Ballot proposal aims to ensure rights for crime victims in Montana


HELENA – Thirty-two states have some level of Constitutional rights for victims of crimes.

Next year, voters may have an chance to add Montana to that list.

A group backing a measure called Marsy’s Law has filed proposed ballot language with the Montana Secretary of State, starting the process to bring the measure to the 2016 ballot.

The proposal is named for a California college student murdered in 1983 by her ex-boyfriend.

A week after her murder, her family members were confronted in a store by the attacker, who was out on bail.

The Constitutional amendment would create a Victims’ Bill of Rights, assuring victims the same kind of rights defendants have.

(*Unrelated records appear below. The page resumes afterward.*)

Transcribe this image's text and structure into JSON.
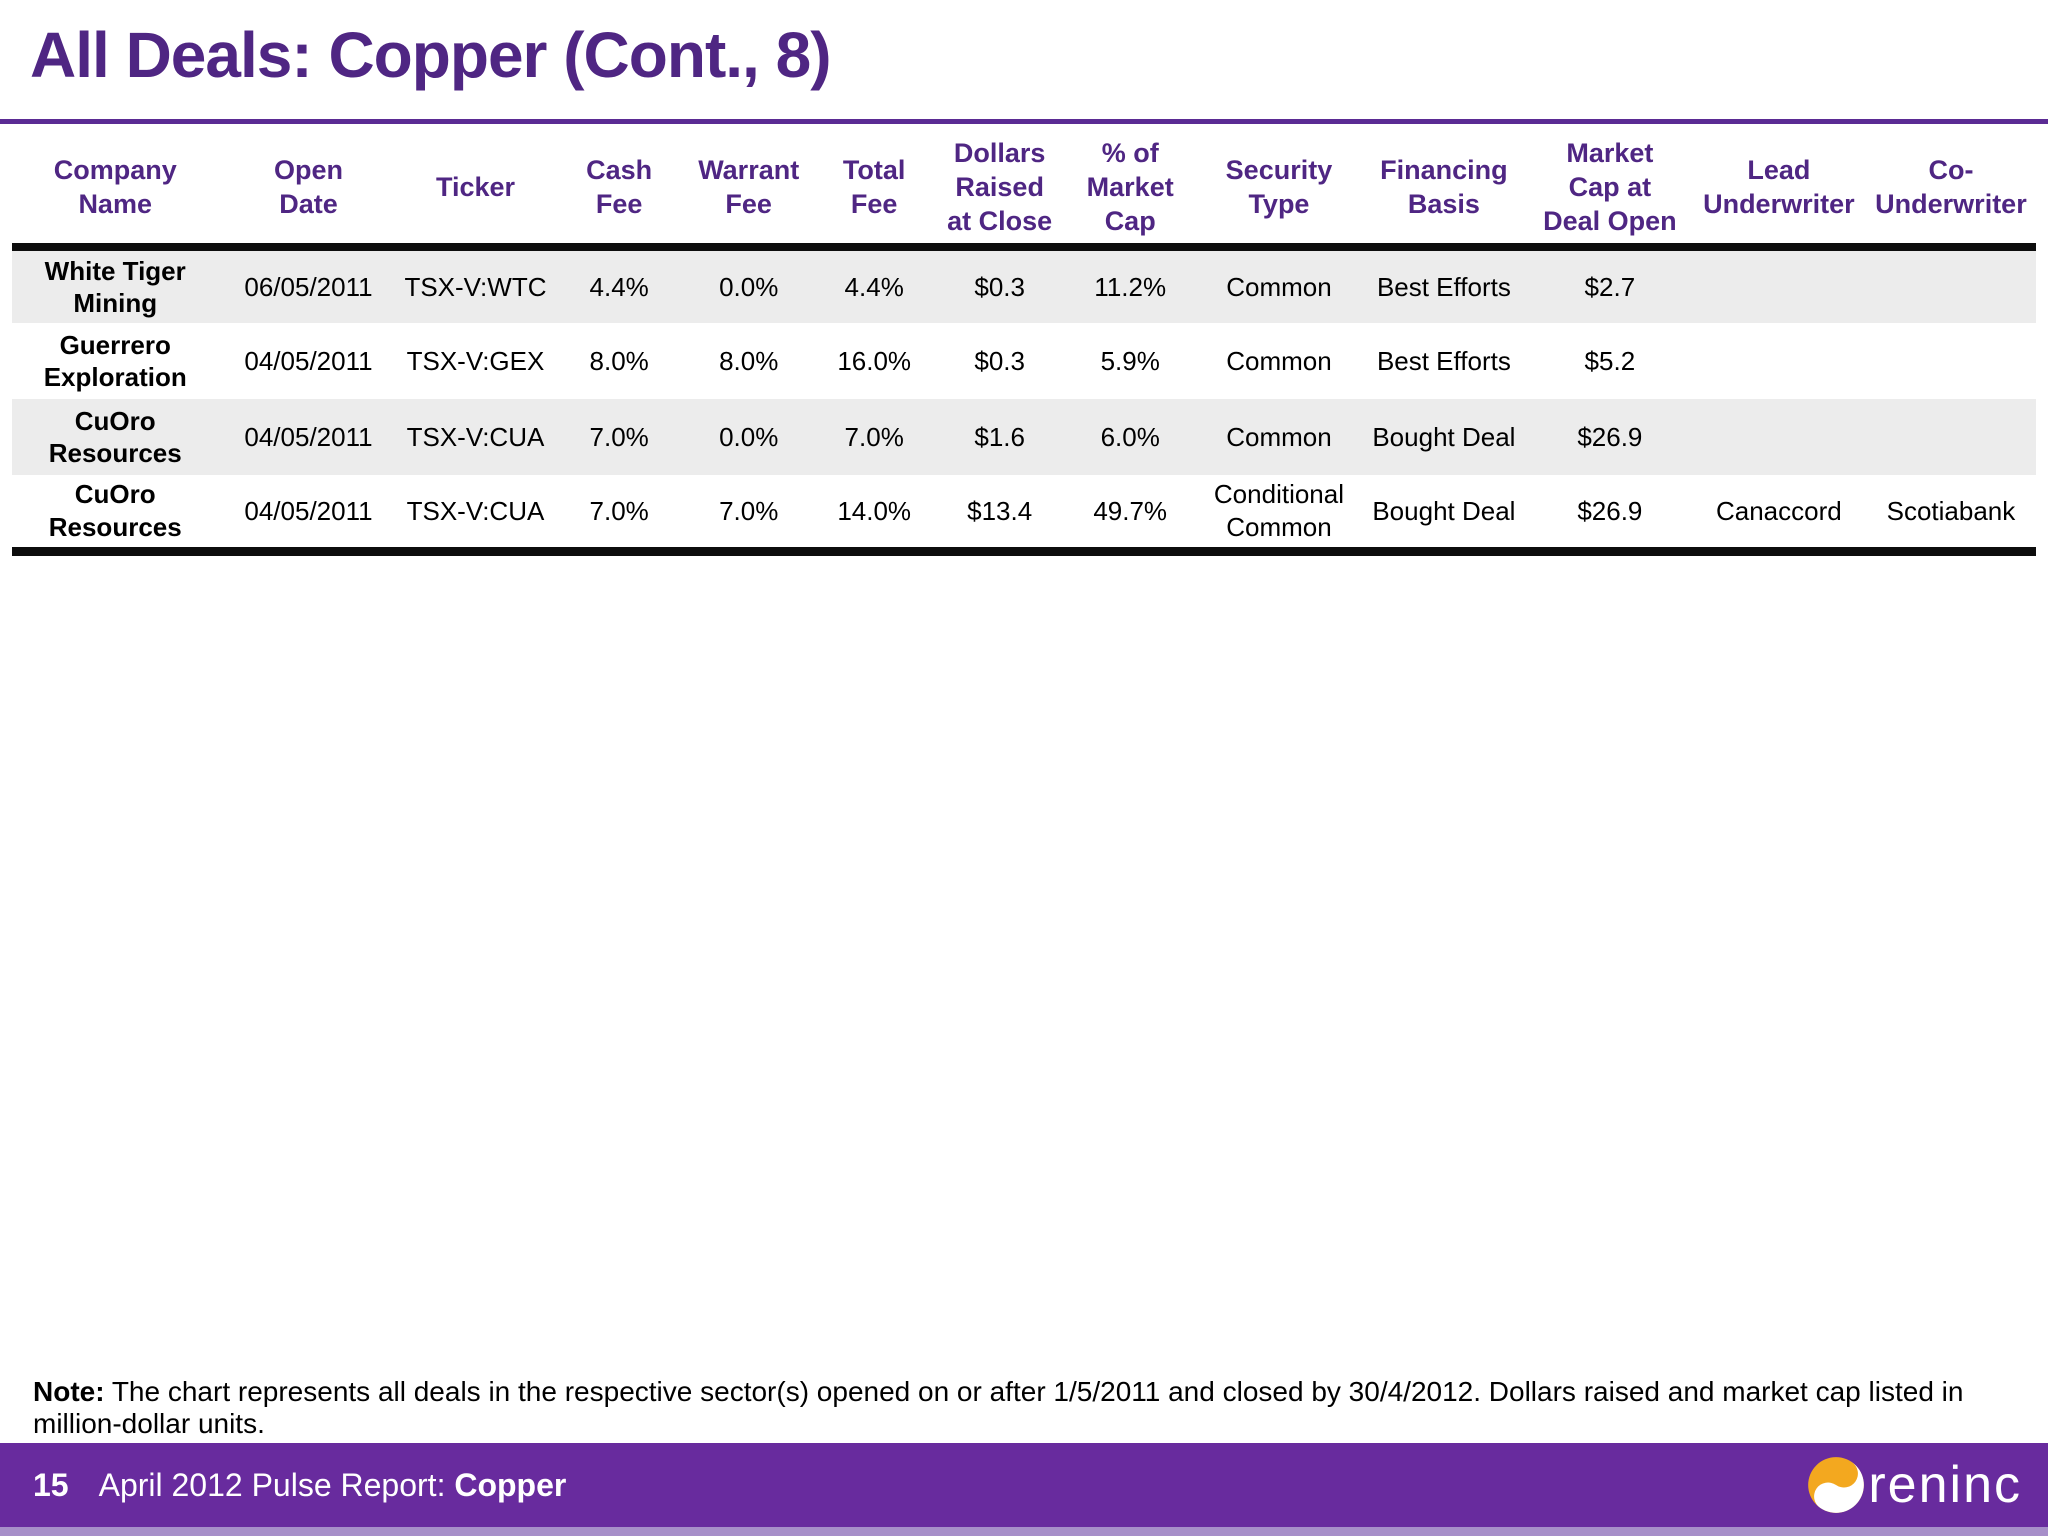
{
  "page": {
    "title": "All Deals: Copper (Cont., 8)"
  },
  "table": {
    "columns": [
      "Company\nName",
      "Open\nDate",
      "Ticker",
      "Cash\nFee",
      "Warrant\nFee",
      "Total\nFee",
      "Dollars\nRaised\nat Close",
      "% of\nMarket\nCap",
      "Security\nType",
      "Financing\nBasis",
      "Market\nCap at\nDeal Open",
      "Lead\nUnderwriter",
      "Co-\nUnderwriter"
    ],
    "rows": [
      [
        "White Tiger\nMining",
        "06/05/2011",
        "TSX-V:WTC",
        "4.4%",
        "0.0%",
        "4.4%",
        "$0.3",
        "11.2%",
        "Common",
        "Best Efforts",
        "$2.7",
        "",
        ""
      ],
      [
        "Guerrero\nExploration",
        "04/05/2011",
        "TSX-V:GEX",
        "8.0%",
        "8.0%",
        "16.0%",
        "$0.3",
        "5.9%",
        "Common",
        "Best Efforts",
        "$5.2",
        "",
        ""
      ],
      [
        "CuOro\nResources",
        "04/05/2011",
        "TSX-V:CUA",
        "7.0%",
        "0.0%",
        "7.0%",
        "$1.6",
        "6.0%",
        "Common",
        "Bought Deal",
        "$26.9",
        "",
        ""
      ],
      [
        "CuOro\nResources",
        "04/05/2011",
        "TSX-V:CUA",
        "7.0%",
        "7.0%",
        "14.0%",
        "$13.4",
        "49.7%",
        "Conditional\nCommon",
        "Bought Deal",
        "$26.9",
        "Canaccord",
        "Scotiabank"
      ]
    ]
  },
  "note": {
    "label": "Note:",
    "text": " The chart represents all deals in the respective sector(s) opened on or after 1/5/2011 and closed by 30/4/2012. Dollars raised and market cap listed in million-dollar units."
  },
  "footer": {
    "page_number": "15",
    "report_prefix": "April 2012 Pulse Report: ",
    "report_highlight": "Copper",
    "logo_text": "reninc",
    "logo_icon": "oreninc-swirl-icon"
  },
  "colors": {
    "title_purple": "#4F2683",
    "header_purple": "#4F2683",
    "rule_purple": "#5B2B94",
    "footer_purple": "#682B9E",
    "footer_strip": "#A78FC9",
    "row_stripe": "#ECECEC",
    "logo_orange": "#F3A81F"
  }
}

“It would make sure that victims are taken care of throughout the process, make sure that they’re in the loop on what’s going on, what the prosecutor’s doing – all those things that are afforded to, usually, the defendant, said Derek VanLuchene, founder and director of Ryan United in Helena, a national victim advocacy group. “We want those victims to have those same rights.”

The proposal lists 19 rights for victims, focused on ensuring safety and knowledge of the case.

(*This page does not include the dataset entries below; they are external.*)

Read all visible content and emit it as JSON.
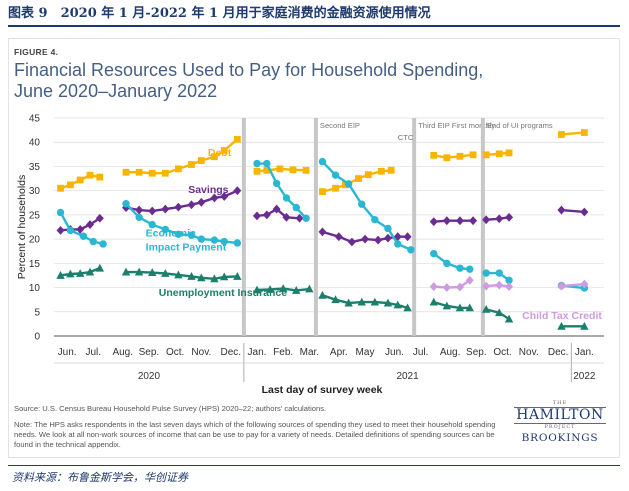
{
  "caption": "图表 9　2020 年 1 月-2022 年 1 月用于家庭消费的金融资源使用情况",
  "figure_label": "FIGURE 4.",
  "title_line1": "Financial Resources Used to Pay for Household Spending,",
  "title_line2": "June 2020–January 2022",
  "source_note": "Source: U.S. Census Bureau Household Pulse Survey (HPS) 2020–22; authors' calculations.",
  "note": "Note: The HPS asks respondents in the last seven days which of the following sources of spending they used to meet their household spending needs. We look at all non-work sources of income that can be use to pay for a variety of needs. Detailed definitions of spending sources can be found in the technical appendix.",
  "logo": {
    "the": "THE",
    "hamilton": "HAMILTON",
    "project": "PROJECT",
    "brookings": "BROOKINGS"
  },
  "footer": "资料来源：布鲁金斯学会，华创证券",
  "colors": {
    "debt": "#f7b500",
    "savings": "#6a2c91",
    "eip": "#2ab7d2",
    "ui": "#1b7f6b",
    "ctc": "#cf9be0",
    "divider": "#c7c7c7"
  },
  "chart_data": {
    "type": "line",
    "title": "Financial Resources Used to Pay for Household Spending, June 2020–January 2022",
    "xlabel": "Last day of survey week",
    "ylabel": "Percent of households",
    "ylim": [
      0,
      45
    ],
    "yticks": [
      0,
      5,
      10,
      15,
      20,
      25,
      30,
      35,
      40,
      45
    ],
    "xlim": [
      2020.42,
      2022.1
    ],
    "month_ticks": [
      {
        "label": "Jun.",
        "x": 2020.46
      },
      {
        "label": "Jul.",
        "x": 2020.54
      },
      {
        "label": "Aug.",
        "x": 2020.63
      },
      {
        "label": "Sep.",
        "x": 2020.71
      },
      {
        "label": "Oct.",
        "x": 2020.79
      },
      {
        "label": "Nov.",
        "x": 2020.87
      },
      {
        "label": "Dec.",
        "x": 2020.96
      },
      {
        "label": "Jan.",
        "x": 2021.04
      },
      {
        "label": "Feb.",
        "x": 2021.12
      },
      {
        "label": "Mar.",
        "x": 2021.2
      },
      {
        "label": "Apr.",
        "x": 2021.29
      },
      {
        "label": "May",
        "x": 2021.37
      },
      {
        "label": "Jun.",
        "x": 2021.46
      },
      {
        "label": "Jul.",
        "x": 2021.54
      },
      {
        "label": "Aug.",
        "x": 2021.63
      },
      {
        "label": "Sep.",
        "x": 2021.71
      },
      {
        "label": "Oct.",
        "x": 2021.79
      },
      {
        "label": "Nov.",
        "x": 2021.87
      },
      {
        "label": "Dec.",
        "x": 2021.96
      },
      {
        "label": "Jan.",
        "x": 2022.04
      }
    ],
    "years": [
      {
        "label": "2020",
        "x": 2020.71
      },
      {
        "label": "2021",
        "x": 2021.5
      },
      {
        "label": "2022",
        "x": 2022.04
      }
    ],
    "year_dividers": [
      2021.0,
      2022.0
    ],
    "gridlines": true,
    "phase_dividers": [
      {
        "x": 2021.0,
        "label": ""
      },
      {
        "x": 2021.22,
        "label": "Second EIP"
      },
      {
        "x": 2021.52,
        "label": "Third EIP   First monthly"
      },
      {
        "x": 2021.73,
        "label": "End of UI programs"
      }
    ],
    "extra_annotations": [
      {
        "text": "CTC",
        "x": 2021.47,
        "y": 40.5
      }
    ],
    "series": [
      {
        "name": "Debt",
        "key": "debt",
        "marker": "square",
        "label": {
          "text": "Debt",
          "x": 2020.89,
          "y": 37.2
        },
        "segments": [
          [
            [
              2020.44,
              30.5
            ],
            [
              2020.47,
              31.2
            ],
            [
              2020.5,
              32.2
            ],
            [
              2020.53,
              33.2
            ],
            [
              2020.56,
              32.8
            ]
          ],
          [
            [
              2020.64,
              33.8
            ],
            [
              2020.68,
              33.8
            ],
            [
              2020.72,
              33.6
            ],
            [
              2020.76,
              33.6
            ],
            [
              2020.8,
              34.5
            ],
            [
              2020.84,
              35.4
            ],
            [
              2020.87,
              36.2
            ],
            [
              2020.91,
              37.0
            ],
            [
              2020.94,
              38.3
            ],
            [
              2020.98,
              40.6
            ]
          ],
          [
            [
              2021.04,
              34.0
            ],
            [
              2021.07,
              34.2
            ],
            [
              2021.11,
              34.5
            ],
            [
              2021.15,
              34.3
            ],
            [
              2021.19,
              34.2
            ]
          ],
          [
            [
              2021.24,
              29.8
            ],
            [
              2021.28,
              30.5
            ],
            [
              2021.31,
              31.2
            ],
            [
              2021.35,
              32.5
            ],
            [
              2021.38,
              33.3
            ],
            [
              2021.42,
              34.0
            ],
            [
              2021.45,
              34.2
            ]
          ],
          [
            [
              2021.58,
              37.3
            ],
            [
              2021.62,
              36.8
            ],
            [
              2021.66,
              37.1
            ],
            [
              2021.7,
              37.4
            ]
          ],
          [
            [
              2021.74,
              37.4
            ],
            [
              2021.78,
              37.6
            ],
            [
              2021.81,
              37.8
            ]
          ],
          [
            [
              2021.97,
              41.6
            ],
            [
              2022.04,
              42.0
            ]
          ]
        ]
      },
      {
        "name": "Savings",
        "key": "savings",
        "marker": "diamond",
        "label": {
          "text": "Savings",
          "x": 2020.83,
          "y": 29.5
        },
        "segments": [
          [
            [
              2020.44,
              21.8
            ],
            [
              2020.47,
              22.0
            ],
            [
              2020.5,
              22.0
            ],
            [
              2020.53,
              23.0
            ],
            [
              2020.56,
              24.3
            ]
          ],
          [
            [
              2020.64,
              26.5
            ],
            [
              2020.68,
              26.0
            ],
            [
              2020.72,
              25.8
            ],
            [
              2020.76,
              26.2
            ],
            [
              2020.8,
              26.6
            ],
            [
              2020.84,
              27.1
            ],
            [
              2020.87,
              27.6
            ],
            [
              2020.91,
              28.5
            ],
            [
              2020.94,
              28.8
            ],
            [
              2020.98,
              30.0
            ]
          ],
          [
            [
              2021.04,
              24.8
            ],
            [
              2021.07,
              25.0
            ],
            [
              2021.1,
              26.2
            ],
            [
              2021.13,
              24.5
            ],
            [
              2021.17,
              24.3
            ]
          ],
          [
            [
              2021.24,
              21.5
            ],
            [
              2021.29,
              20.5
            ],
            [
              2021.33,
              19.4
            ],
            [
              2021.37,
              20.0
            ],
            [
              2021.41,
              19.8
            ],
            [
              2021.44,
              20.2
            ],
            [
              2021.47,
              20.5
            ],
            [
              2021.5,
              20.5
            ]
          ],
          [
            [
              2021.58,
              23.6
            ],
            [
              2021.62,
              23.8
            ],
            [
              2021.66,
              23.8
            ],
            [
              2021.7,
              23.8
            ]
          ],
          [
            [
              2021.74,
              24.0
            ],
            [
              2021.78,
              24.2
            ],
            [
              2021.81,
              24.5
            ]
          ],
          [
            [
              2021.97,
              26.0
            ],
            [
              2022.04,
              25.6
            ]
          ]
        ]
      },
      {
        "name": "Economic Impact Payment",
        "key": "eip",
        "marker": "circle",
        "label": {
          "text": "Economic",
          "x": 2020.7,
          "y": 20.5
        },
        "label2": {
          "text": "Impact Payment",
          "x": 2020.7,
          "y": 17.6
        },
        "segments": [
          [
            [
              2020.44,
              25.5
            ],
            [
              2020.47,
              21.8
            ],
            [
              2020.51,
              20.6
            ],
            [
              2020.54,
              19.5
            ],
            [
              2020.57,
              19.0
            ]
          ],
          [
            [
              2020.64,
              27.3
            ],
            [
              2020.68,
              24.5
            ],
            [
              2020.72,
              23.0
            ],
            [
              2020.76,
              22.0
            ],
            [
              2020.8,
              21.0
            ],
            [
              2020.84,
              20.8
            ],
            [
              2020.87,
              20.0
            ],
            [
              2020.91,
              19.8
            ],
            [
              2020.94,
              19.5
            ],
            [
              2020.98,
              19.2
            ]
          ],
          [
            [
              2021.04,
              35.6
            ],
            [
              2021.07,
              35.6
            ],
            [
              2021.1,
              31.5
            ],
            [
              2021.13,
              28.5
            ],
            [
              2021.16,
              26.5
            ],
            [
              2021.19,
              24.3
            ]
          ],
          [
            [
              2021.24,
              36.0
            ],
            [
              2021.28,
              33.2
            ],
            [
              2021.32,
              31.4
            ],
            [
              2021.36,
              27.2
            ],
            [
              2021.4,
              24.0
            ],
            [
              2021.44,
              22.2
            ],
            [
              2021.47,
              19.0
            ],
            [
              2021.51,
              17.8
            ]
          ],
          [
            [
              2021.58,
              17.0
            ],
            [
              2021.62,
              15.0
            ],
            [
              2021.66,
              14.0
            ],
            [
              2021.69,
              13.8
            ]
          ],
          [
            [
              2021.74,
              13.0
            ],
            [
              2021.78,
              13.0
            ],
            [
              2021.81,
              11.5
            ]
          ],
          [
            [
              2021.97,
              10.4
            ],
            [
              2022.04,
              9.9
            ]
          ]
        ]
      },
      {
        "name": "Unemployment Insurance",
        "key": "ui",
        "marker": "triangle",
        "label": {
          "text": "Unemployment Insurance",
          "x": 2020.74,
          "y": 8.3
        },
        "segments": [
          [
            [
              2020.44,
              12.5
            ],
            [
              2020.47,
              12.8
            ],
            [
              2020.5,
              12.9
            ],
            [
              2020.53,
              13.2
            ],
            [
              2020.56,
              14.0
            ]
          ],
          [
            [
              2020.64,
              13.2
            ],
            [
              2020.68,
              13.2
            ],
            [
              2020.72,
              13.1
            ],
            [
              2020.76,
              12.9
            ],
            [
              2020.8,
              12.6
            ],
            [
              2020.84,
              12.3
            ],
            [
              2020.87,
              12.0
            ],
            [
              2020.91,
              11.8
            ],
            [
              2020.94,
              12.2
            ],
            [
              2020.98,
              12.3
            ]
          ],
          [
            [
              2021.04,
              9.5
            ],
            [
              2021.08,
              9.6
            ],
            [
              2021.12,
              9.8
            ],
            [
              2021.16,
              9.4
            ],
            [
              2021.2,
              9.7
            ]
          ],
          [
            [
              2021.24,
              8.4
            ],
            [
              2021.28,
              7.5
            ],
            [
              2021.32,
              6.8
            ],
            [
              2021.36,
              7.0
            ],
            [
              2021.4,
              7.0
            ],
            [
              2021.44,
              6.8
            ],
            [
              2021.47,
              6.4
            ],
            [
              2021.5,
              5.8
            ]
          ],
          [
            [
              2021.58,
              7.0
            ],
            [
              2021.62,
              6.2
            ],
            [
              2021.66,
              5.8
            ],
            [
              2021.69,
              5.8
            ]
          ],
          [
            [
              2021.74,
              5.5
            ],
            [
              2021.78,
              4.8
            ],
            [
              2021.81,
              3.5
            ]
          ],
          [
            [
              2021.97,
              2.0
            ],
            [
              2022.04,
              2.0
            ]
          ]
        ]
      },
      {
        "name": "Child Tax Credit",
        "key": "ctc",
        "marker": "diamond",
        "label": {
          "text": "Child Tax Credit",
          "x": 2021.85,
          "y": 3.5
        },
        "segments": [
          [
            [
              2021.58,
              10.2
            ],
            [
              2021.62,
              10.0
            ],
            [
              2021.66,
              10.1
            ],
            [
              2021.69,
              11.5
            ]
          ],
          [
            [
              2021.74,
              10.3
            ],
            [
              2021.78,
              10.5
            ],
            [
              2021.81,
              10.2
            ]
          ],
          [
            [
              2021.97,
              10.3
            ],
            [
              2022.04,
              10.7
            ]
          ]
        ]
      }
    ]
  }
}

It includes the right to participate in various parts of the criminal proceedings; notifications of hearings, escapes, and releases; and a promise of restitution.

Some of these things already happen or are mandated by law, and VanLuchene said many of the larger jurisdictions in Montana already have victim advocates.

But the measure would formalize those rights in the Montana Constitution.

Ryan’s United is named for VanLuchene’s brother Ryan, who was abducted from his yard in 1987 (at age 8), sexually assaulted, and murdered by a repeat sex offender.